MacAnDàil wrote: Tue Mar 24, 2020 5:26 am I agree about abusive families.

But 1) The medical systems are already strained under BJ and Macron. It'll be even more the case with Covid19. And the fatality rate rises heavily when there are no doctors or ICU beds left.

2) I've been waiting years for people to eventually place more importance on health and life rather than the economy. Recessions don't kill. Evictions do. Inequality does. Even more proximately, starvation does. What we're lacking is not the money, but the distribution and good use thereof.
Containment measures won't help with distribution and good use. If anything, inequalities will be made worse. Small businesses will close (Amazon and Wal-Mart'll be OK, t hough). We're looking at severe loss of revenue for people in the gig economy... and they still need to pay rent!
I'm in favor of a lockdown, actually! But I understand that government are trying to consider the economy as well. (I mean, to a reasonable extent. Not like some Republican pundits...)
Raphael wrote: Tue Mar 24, 2020 9:35 am I have my doubts that they will keep us under lockdown for the rest of human history or something. Even the dumbest or most authoritarian-minded politicians wouldn't think that's a good idea.

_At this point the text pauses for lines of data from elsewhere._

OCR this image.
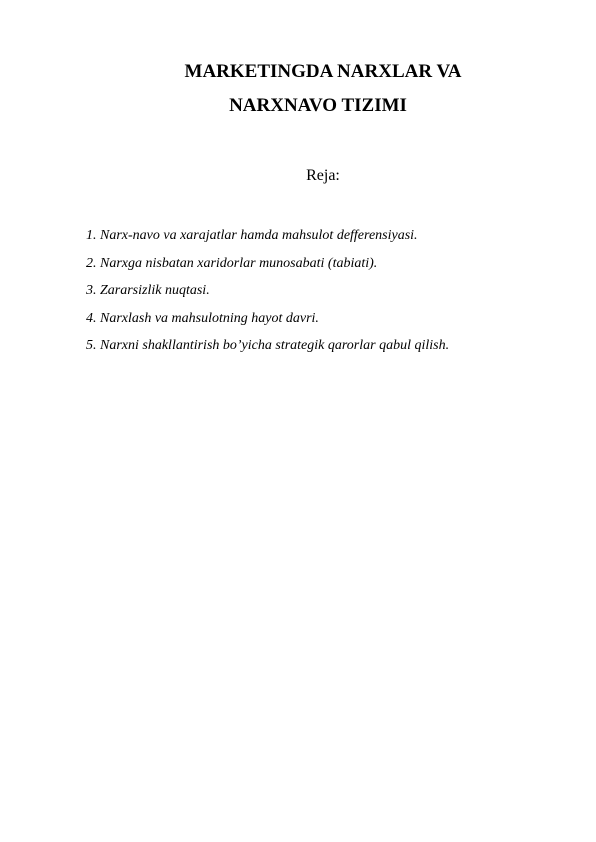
MARKETINGDA NARXLAR VA
NARXNAVO TIZIMI
Reja:
1. Narx-navo va xarajatlar hamda mahsulot defferensiyasi.
2. Narxga nisbatan xaridorlar munosabati (tabiati).
3. Zararsizlik nuqtasi.
4. Narxlash va mahsulotning hayot davri.
5. Narxni shakllantirish bo’yicha strategik qarorlar qabul qilish.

In France we're now under 'état d'urgence sanitaire'. Which so far can't be extended beyond a month, of course, but we all know the crisis will last longer.
Of course, everyone expects that the virus will go away somehow and everything will be back to normal.

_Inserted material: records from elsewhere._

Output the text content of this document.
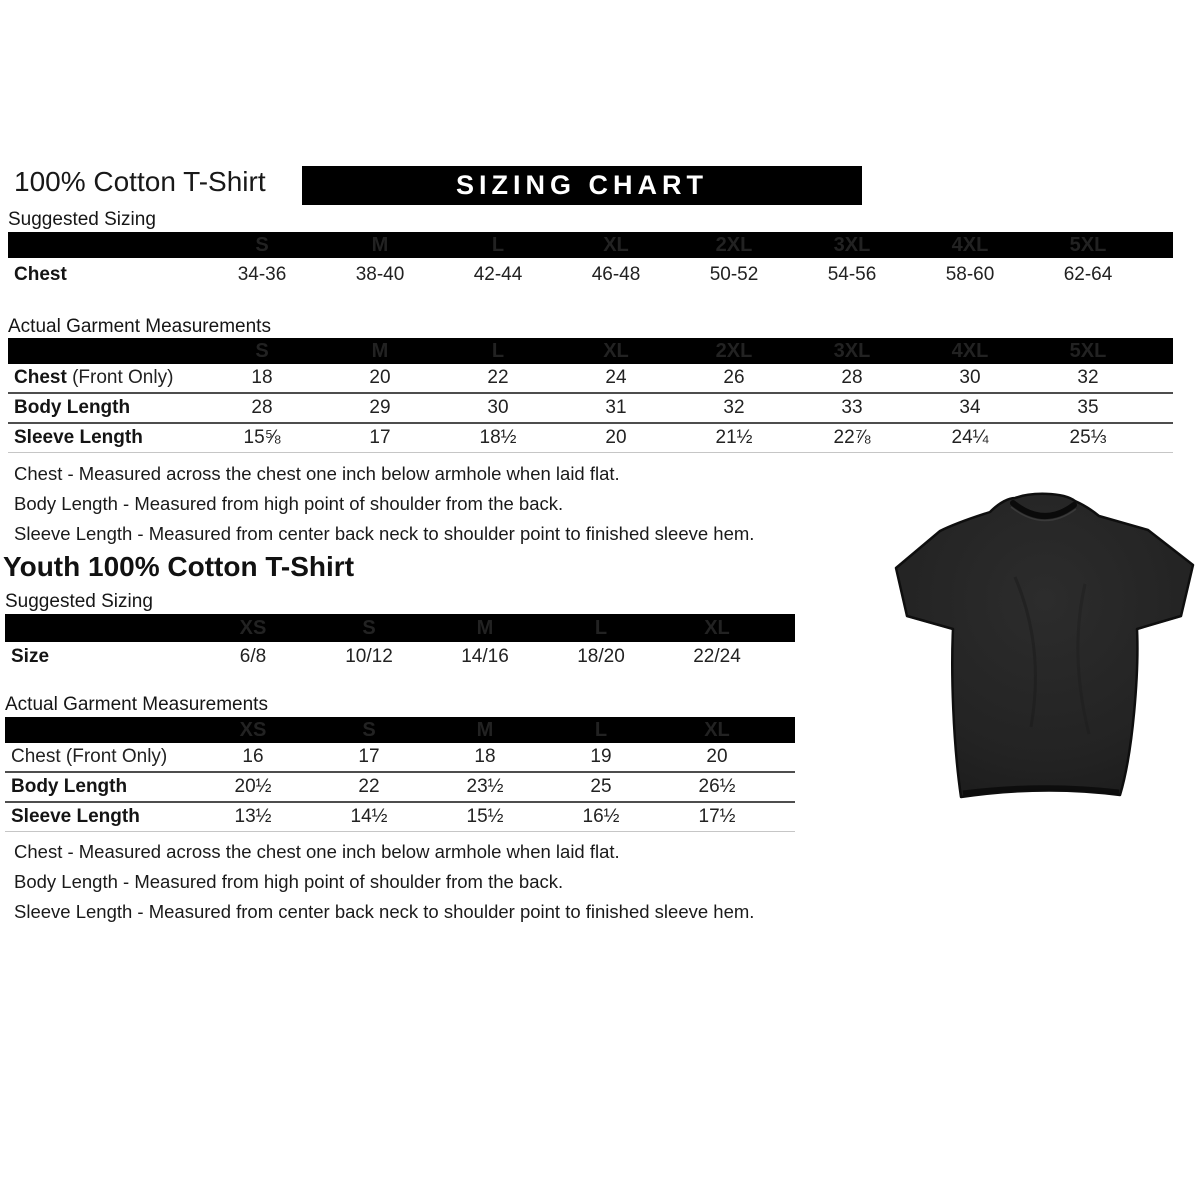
100% Cotton T-Shirt	SIZING CHART
Suggested Sizing
S	M	L	XL	2XL	3XL	4XL	5XL
Chest	34-36	38-40	42-44	46-48	50-52	54-56	58-60	62-64
Actual Garment Measurements
S	M	L	XL	2XL	3XL	4XL	5XL
Chest (Front Only)	18	20	22	24	26	28	30	32
Body Length	28	29	30	31	32	33	34	35
Sleeve Length	15⅝	17	18½	20	21½	22⅞	24¼	25⅓
Chest - Measured across the chest one inch below armhole when laid flat.
Body Length - Measured from high point of shoulder from the back.
Sleeve Length - Measured from center back neck to shoulder point to finished sleeve hem.
Youth 100% Cotton T-Shirt
Suggested Sizing
XS	S	M	L	XL
Size	6/8	10/12	14/16	18/20	22/24
Actual Garment Measurements
XS	S	M	L	XL
Chest (Front Only)	16	17	18	19	20
Body Length	20½	22	23½	25	26½
Sleeve Length	13½	14½	15½	16½	17½
Chest - Measured across the chest one inch below armhole when laid flat.
Body Length - Measured from high point of shoulder from the back.
Sleeve Length - Measured from center back neck to shoulder point to finished sleeve hem.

Now then, based on data from other coronaviruses: there's no reason to expect it will. Natural immunity could last only a few months. It was supposed to go away with rising temperature, but if I understand correctly, coronaviruses aren't that sensitive to hear.
Sure, maybe there'll be a vaccine, but it'll take years to develop.

Now, wouldn't it be awfully convenient, even in a reasonably liberal democracy like France, if the government were to find itself still in a state of emergency next year, and thus able to forbid large social gatherings, like demonstrations?